Thursday, October 04, 2007

Impeach Clarence Thomas: Sometimes You Feel Like a Nut. Sometimes You Don’t.

It looks like Congress will have to impeach Clarence Thomas.

He has retaliated publicly against a former employee who accused him of sexual harassment.

That is a violation of the law and an abuse of his office as a Supreme Court Justice of the United States.

Not only does the retaliation bolster the original sexual harassment charge; it constitutes a new act of harassment based on sex.

The victim of the harassment, Anita Hill, may have remedies of her own. She might, for instance, file a complaint with the EEOC (the Equal Employment Opportunity Commission). That would be poetic, since she alleged in 1991 that Thomas had sexually harassed her while he was head of that agency. That and the age of the charges probably ruled out an EEO complaint in 1991. But now that Thomas, in print and in recorded interviews, has engaged in current acts of retaliation against Hill’s original charges, he may finally have opened a door to that administrative remedy.

If an EEOC complaint is unsuccessful, or impossible, Hill might also consider a civil suit. The grounds might include: the failure of Justice Thomas’s employer (presumably Chief Justice Roberts) to stop Mr. Thomas from violating EEO laws; the failure of the EEOC to enforce those laws; and perhaps libel or slander.

But even if Ms. Hill succeeded these pursuits, would it be a sufficient remedy for Congress, the citizens of the United States, or the rule of law under the U.S. Constitution? I suggest that it would not.

Congress, which had ample justification not to confirm the nomination of Justice Thomas in the first place, should face the consequences of the flawed decision it made in 1991.

Justice Thomas has had 16 years to prove his detractors were wrong. As Supreme Court watchers have observed repeatedly, his record reeks lack of judicial temperament in case after case. And now he resorts to judicial misconduct at its worst: he misuses his platform as a sitting Supreme Court justice to heap public abuse on a black female who questioned his commitment to following the law.

This latest behavior simply magnifies the assessment of Antonin Scalia, the only other justice whose conservative activism comes even close, that Clarence Thomas has more loose screws the Supreme Court can endure.

I close with the account of Scalia’s assessment, in this 10/1 post by Nicole Belle at crooksandliars.com:

60 Minutes: Clarence Thomas addresses abortion and Uncle Tom accusations

Supreme Court Justice Clarence Thomas was interviewed on 60 Minutes yesterday to promote his book, My Grandfather’s Son, and he had some just odd things to say about his critics. When asked why there was so much controversy about his nomination to the highest court in the land, his answer: abortion. Huh? While he is correct that there was an overriding concern amongst Democrats of the time that a conservative majority would result in the overturning of Roe v. Wade, I think it’s a vast oversimplification to put the focus solely on that.

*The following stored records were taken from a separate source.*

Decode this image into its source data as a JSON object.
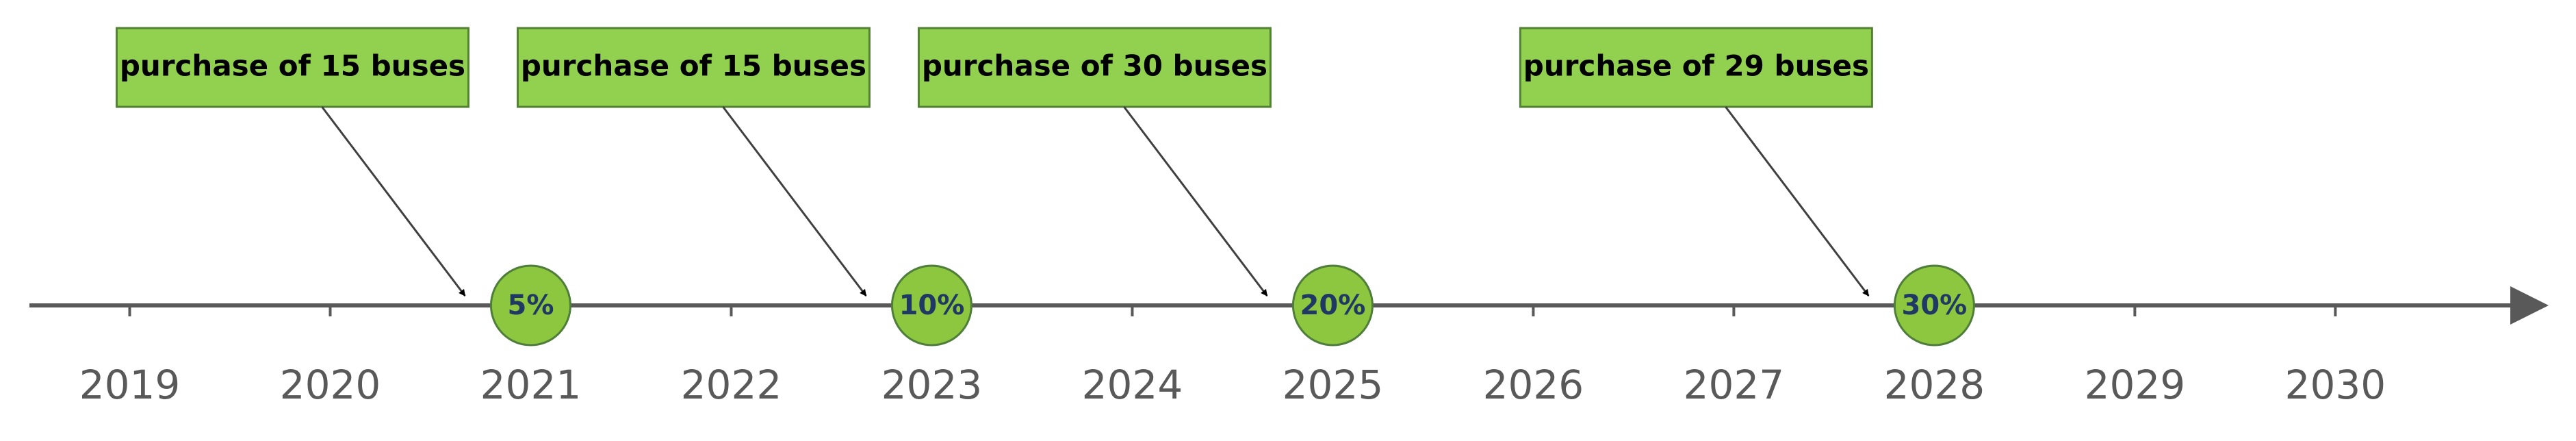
{
  "chart_data": {
    "type": "timeline",
    "xlim": [
      2018.5,
      2031.05
    ],
    "xticks": [
      2019,
      2020,
      2021,
      2022,
      2023,
      2024,
      2025,
      2026,
      2027,
      2028,
      2029,
      2030
    ],
    "x": [
      2021,
      2023,
      2025,
      2028
    ],
    "values": [
      5,
      10,
      20,
      30
    ],
    "value_labels": [
      "5%",
      "10%",
      "20%",
      "30%"
    ],
    "annotations": [
      "purchase of 15 buses",
      "purchase of 15 buses",
      "purchase of 30 buses",
      "purchase of 29 buses"
    ],
    "color": "#8dc63f"
  }
}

But then again, Thomas has a habit of
making strange oversimplifications and assertions. As Marty Kaplan recounts:

But no less an authority than arch-conservative fellow Associate Justice Antonin Scalia told Thomas’ biographer,
Ken Foskett, that Thomas “doesn’t believe in stare decisis, period.” If you think nutcase is too strong a word to summarize that view, listen again to Scalia, as quoted in this Terry Gross interview with Jeff Toobin about his new Supreme Court book, The Nine:

TOOBIN: Clarence Thomas is not just the most conservative member of the Rehnquist court or the Roberts court. He’s the most conservative justice to serve on the court since the 1930s. If you take what Thomas says seriously, if you read his opinions, particularly about issues like the scope of the federal government, he basically thinks that the entire work of the New Deal is unconstitutional. He really believes in a conception of the federal government that hasn’t been supported by the justices since Franklin Roosevelt made his appointments to the court. You know, I went to a speech that Justice Scalia gave at a synagogue here in New York a couple of years ago, and someone asked him, `What’s the difference between your judicial philosophy and Justice Thomas?’ I thought a very good question. And Scalia talked for a while and he said, `Look, I’m a conservative. I’m a texturalist. I’m an originalist. But I’m not a nut.’